Many modern organic gardeners know something more about ladybugs. The truth is that ladybugs are a great addition to both flower and vegetable gardens. Not only are they cool looking, they act as caretakers of your prized plants. Why? They chow on aphids and whiteflies like a large family at a buffet! Isn’t that amazing? In fact, ladybugs eat all kinds of scale insects. So if you want to have ladybugs helping out in your garden, follow these tips.
First off, see if you can attract these polka-dotted pals to your garden naturally. You can do this by having tulips and lilies and other cup-shaped flowers around. The ladybugs love this bloom shape due to the fact that these blooms capture water and keep things inside them somewhat cool. Thus, ladybugs like to make their homes in them. If this doesn’t bring in the ladybugs, at least you should be able to enjoy some nice butterflies! Additional plants that can attract ladybugs due to their shape and pollen include dill, fennel, white cosmos, and geraniums.
The next avenue to explore for attracting ladybugs is actually to just go get some. You could call around to nurseries or you could even order some ladybugs online.
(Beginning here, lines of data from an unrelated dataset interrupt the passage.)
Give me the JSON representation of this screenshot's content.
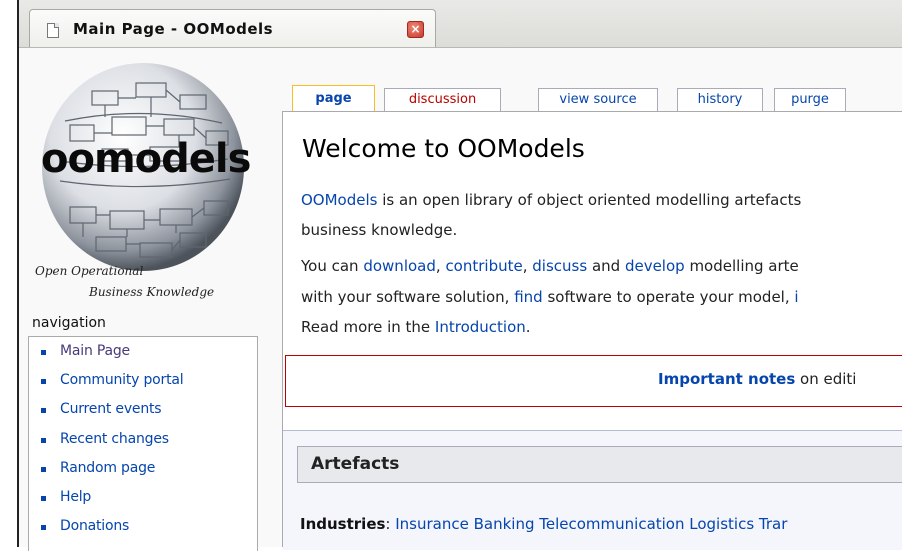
{
  "browser": {
    "tab_title": "Main Page - OOModels",
    "close_glyph": "×"
  },
  "logo": {
    "wordmark": "oomodels",
    "tagline_line1": "Open Operational",
    "tagline_line2": "Business Knowledge"
  },
  "sidebar": {
    "heading": "navigation",
    "items": [
      {
        "label": "Main Page"
      },
      {
        "label": "Community portal"
      },
      {
        "label": "Current events"
      },
      {
        "label": "Recent changes"
      },
      {
        "label": "Random page"
      },
      {
        "label": "Help"
      },
      {
        "label": "Donations"
      }
    ]
  },
  "tabs": {
    "page": "page",
    "discussion": "discussion",
    "view_source": "view source",
    "history": "history",
    "purge": "purge"
  },
  "content": {
    "title": "Welcome to OOModels",
    "p1": {
      "link": "OOModels",
      "text1": " is an open library of object oriented modelling artefacts",
      "text2": "business knowledge."
    },
    "p2": {
      "t1": "You can ",
      "l_download": "download",
      "t2": ", ",
      "l_contribute": "contribute",
      "t3": ", ",
      "l_discuss": "discuss",
      "t4": " and ",
      "l_develop": "develop",
      "t5": " modelling arte",
      "t6": "with your software solution, ",
      "l_find": "find",
      "t7": " software to operate your model, ",
      "l_trail": "i",
      "t8": "Read more in the ",
      "l_intro": "Introduction",
      "t9": "."
    },
    "notes": {
      "bold": "Important notes",
      "rest": " on editi"
    },
    "artefacts": {
      "title": "Artefacts",
      "industries_label": "Industries",
      "colon": ": ",
      "industries_links": "Insurance Banking Telecommunication Logistics Trar"
    }
  },
  "colors": {
    "link": "#0645ad",
    "new_link": "#ba0000",
    "notes_border": "#c00000",
    "active_tab_border": "#fabd23"
  }
}
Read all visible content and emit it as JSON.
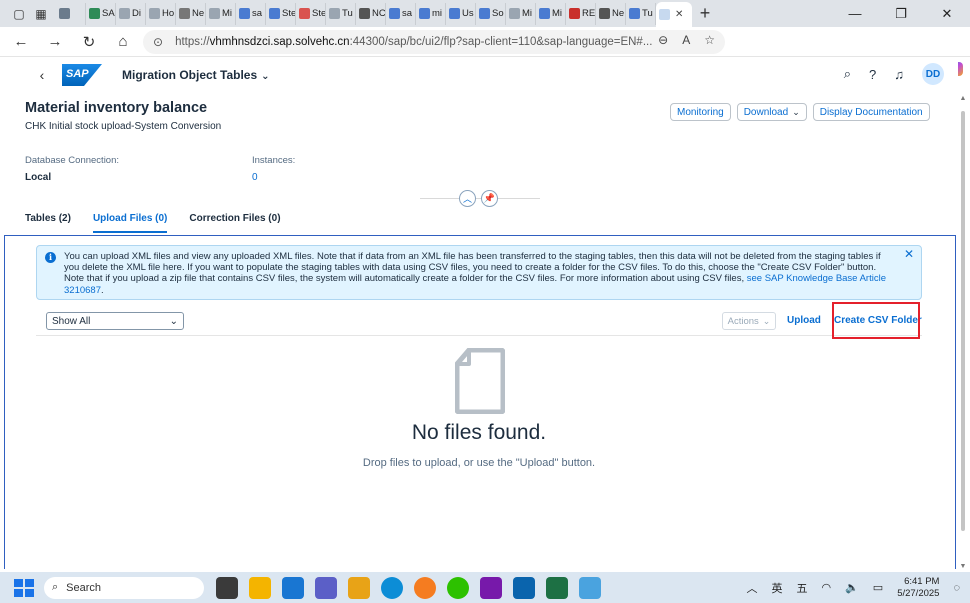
{
  "browser": {
    "tabs": [
      {
        "label": "",
        "color": "#6b7b8c"
      },
      {
        "label": "SA",
        "color": "#2e8b57"
      },
      {
        "label": "Di",
        "color": "#9aa5b1"
      },
      {
        "label": "Ho",
        "color": "#9aa5b1"
      },
      {
        "label": "Ne",
        "color": "#777777"
      },
      {
        "label": "Mi",
        "color": "#9aa5b1"
      },
      {
        "label": "sa",
        "color": "#4a7bd1"
      },
      {
        "label": "Ste",
        "color": "#4a7bd1"
      },
      {
        "label": "Ste",
        "color": "#d9534f"
      },
      {
        "label": "Tu",
        "color": "#9aa5b1"
      },
      {
        "label": "NC",
        "color": "#555555"
      },
      {
        "label": "sa",
        "color": "#4a7bd1"
      },
      {
        "label": "mi",
        "color": "#4a7bd1"
      },
      {
        "label": "Us",
        "color": "#4a7bd1"
      },
      {
        "label": "So",
        "color": "#4a7bd1"
      },
      {
        "label": "Mi",
        "color": "#9aa5b1"
      },
      {
        "label": "Mi",
        "color": "#4a7bd1"
      },
      {
        "label": "RE",
        "color": "#c9302c"
      },
      {
        "label": "Ne",
        "color": "#555555"
      },
      {
        "label": "Tu",
        "color": "#4a7bd1"
      }
    ],
    "active_tab_close": "✕",
    "new_tab": "+",
    "url_prefix": "https://",
    "url_host": "vhmhnsdzci.sap.solvehc.cn",
    "url_rest": ":44300/sap/bc/ui2/flp?sap-client=110&sap-language=EN#..."
  },
  "shell": {
    "logo_text": "SAP",
    "app_title": "Migration Object Tables",
    "avatar": "DD"
  },
  "header": {
    "title": "Material inventory balance",
    "subtitle": "CHK Initial stock upload-System Conversion",
    "actions": {
      "monitoring": "Monitoring",
      "download": "Download",
      "display_documentation": "Display Documentation"
    },
    "database_connection_label": "Database Connection:",
    "database_connection_value": "Local",
    "instances_label": "Instances:",
    "instances_value": "0"
  },
  "tabs": [
    {
      "label": "Tables (2)"
    },
    {
      "label": "Upload Files (0)"
    },
    {
      "label": "Correction Files (0)"
    }
  ],
  "info": {
    "text": "You can upload XML files and view any uploaded XML files. Note that if data from an XML file has been transferred to the staging tables, then this data will not be deleted from the staging tables if you delete the XML file here. If you want to populate the staging tables with data using CSV files, you need to create a folder for the CSV files. To do this, choose the \"Create CSV Folder\" button. Note that if you upload a zip file that contains CSV files, the system will automatically create a folder for the CSV files. For more information about using CSV files, ",
    "link": "see SAP Knowledge Base Article 3210687",
    "suffix": "."
  },
  "toolbar": {
    "filter_value": "Show All",
    "actions_label": "Actions",
    "upload_label": "Upload",
    "create_csv_folder_label": "Create CSV Folder"
  },
  "empty_state": {
    "title": "No files found.",
    "subtitle": "Drop files to upload, or use the \"Upload\" button."
  },
  "taskbar": {
    "search_placeholder": "Search",
    "tray_ime1": "英",
    "tray_ime2": "五",
    "time": "6:41 PM",
    "date": "5/27/2025"
  }
}
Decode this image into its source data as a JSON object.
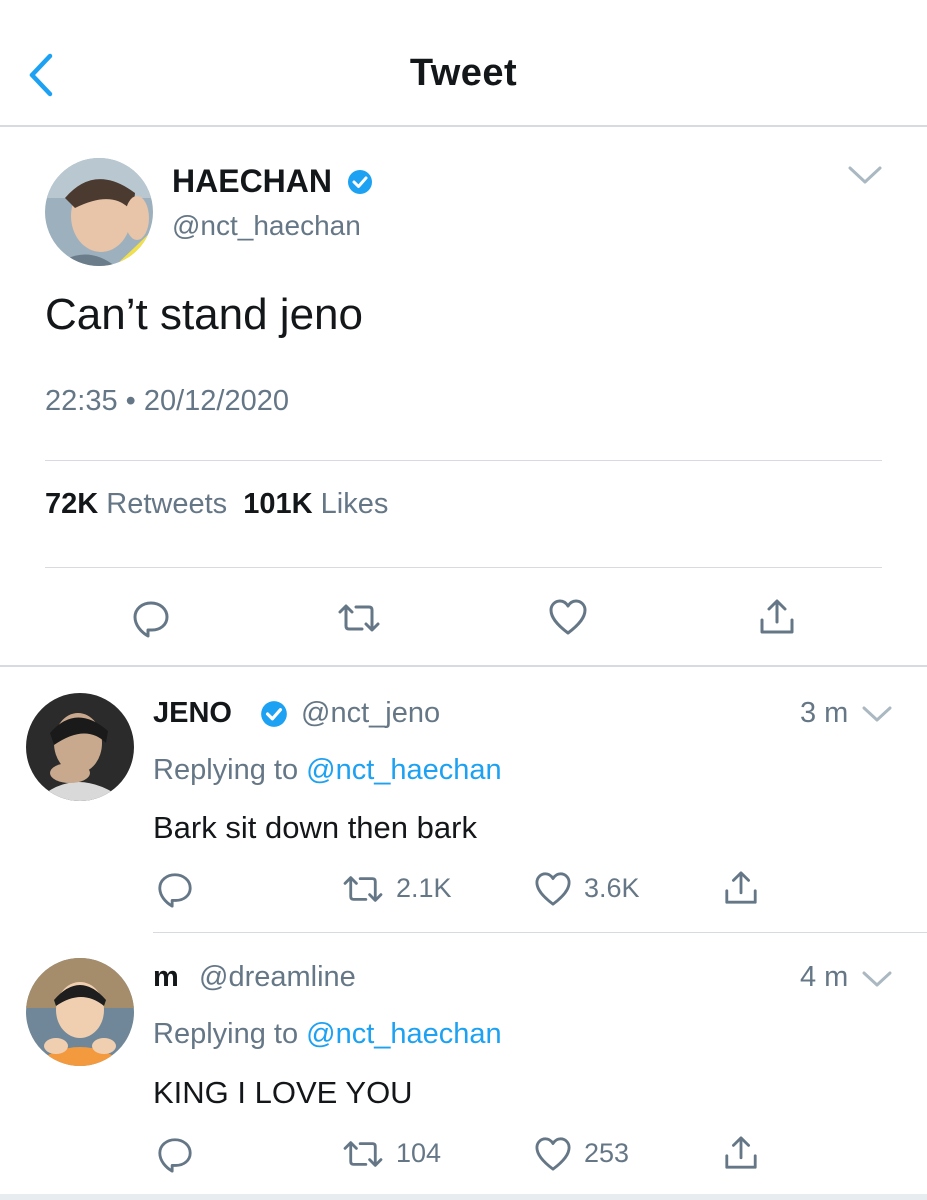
{
  "header": {
    "title": "Tweet",
    "back_icon": "chevron-left-icon",
    "accent": "#1da1f2"
  },
  "main_tweet": {
    "name": "HAECHAN",
    "handle": "@nct_haechan",
    "text": "Can’t stand jeno",
    "time": "22:35",
    "separator": "•",
    "date": "20/12/2020",
    "retweets_count": "72K",
    "retweets_label": "Retweets",
    "likes_count": "101K",
    "likes_label": "Likes"
  },
  "replies": [
    {
      "name": "JENO",
      "verified": true,
      "handle": "@nct_jeno",
      "time": "3 m",
      "replying_prefix": "Replying to",
      "replying_to": "@nct_haechan",
      "text": "Bark sit down then bark",
      "retweets": "2.1K",
      "likes": "3.6K"
    },
    {
      "name": "m",
      "verified": false,
      "handle": "@dreamline",
      "time": "4 m",
      "replying_prefix": "Replying to",
      "replying_to": "@nct_haechan",
      "text": "KING I LOVE YOU",
      "retweets": "104",
      "likes": "253"
    }
  ],
  "colors": {
    "text": "#14171a",
    "muted": "#657786",
    "link": "#1da1f2",
    "divider": "#d7dbdf"
  }
}
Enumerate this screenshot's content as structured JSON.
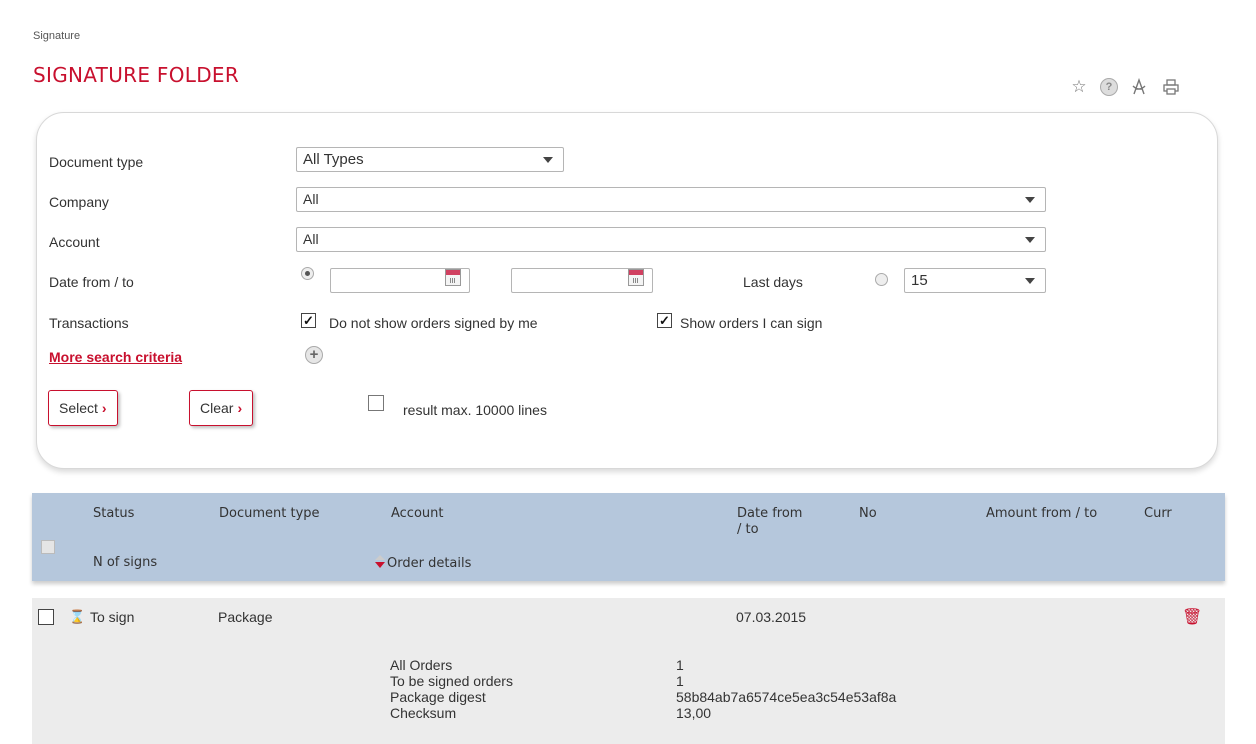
{
  "breadcrumb": "Signature",
  "page_title": "SIGNATURE FOLDER",
  "top_icons": [
    "star-icon",
    "help-icon",
    "pdf-icon",
    "print-icon"
  ],
  "form": {
    "document_type": {
      "label": "Document type",
      "value": "All Types"
    },
    "company": {
      "label": "Company",
      "value": "All"
    },
    "account": {
      "label": "Account",
      "value": "All"
    },
    "date": {
      "label": "Date from / to",
      "from": "",
      "to": "",
      "last_days_label": "Last days",
      "last_days_value": "15",
      "selected": "date-range"
    },
    "transactions": {
      "label": "Transactions",
      "not_signed_by_me": {
        "label": "Do not show orders signed by me",
        "checked": true
      },
      "can_sign": {
        "label": "Show orders I can sign",
        "checked": true
      }
    },
    "more_criteria": "More search criteria",
    "select_button": "Select",
    "clear_button": "Clear",
    "result_max": {
      "label": "result max. 10000 lines",
      "checked": false
    }
  },
  "grid": {
    "headers": {
      "status": "Status",
      "document_type": "Document type",
      "account": "Account",
      "date": "Date from\n/ to",
      "no": "No",
      "amount": "Amount from / to",
      "curr": "Curr",
      "n_of_signs": "N of signs",
      "order_details": "Order details"
    },
    "rows": [
      {
        "status": "To sign",
        "document_type": "Package",
        "date": "07.03.2015",
        "details": [
          {
            "label": "All Orders",
            "value": "1"
          },
          {
            "label": "To be signed orders",
            "value": "1"
          },
          {
            "label": "Package digest",
            "value": "58b84ab7a6574ce5ea3c54e53af8a"
          },
          {
            "label": "Checksum",
            "value": "13,00"
          }
        ]
      }
    ]
  }
}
They are cheap and easy to introduce to the garden. Plan on setting them out there on a cool night, in fact you can refrigerate the bugs for a couple hours to slow them down before setting them out. Keep the plants wet for a few days after introducing the polka-dotted pretties, in order to stop them from migrating and to encourage them to make their home in your garden.
Now, you know that you have succeeded in establishing ladybug colonies in your garden if you can find their unique eggs. These are quite small and perfectly round. They are a pale yellow and you can find them in groups of up to thirty or more on the underside of leaves. Remember that ladybugs like it cool, so check on leaves lower down on the plants. They can be hard to find, but once you find them, you will know what they are.
The wonderful thing about ladybugs is that they are lovely and do no harm whatsoever in your garden. Each ladybug can eat up to fifty aphids a day! What is more, in a year, you could have up to three generations of ladybugs inhabiting your garden. So get to it and whet your ladybug whistle!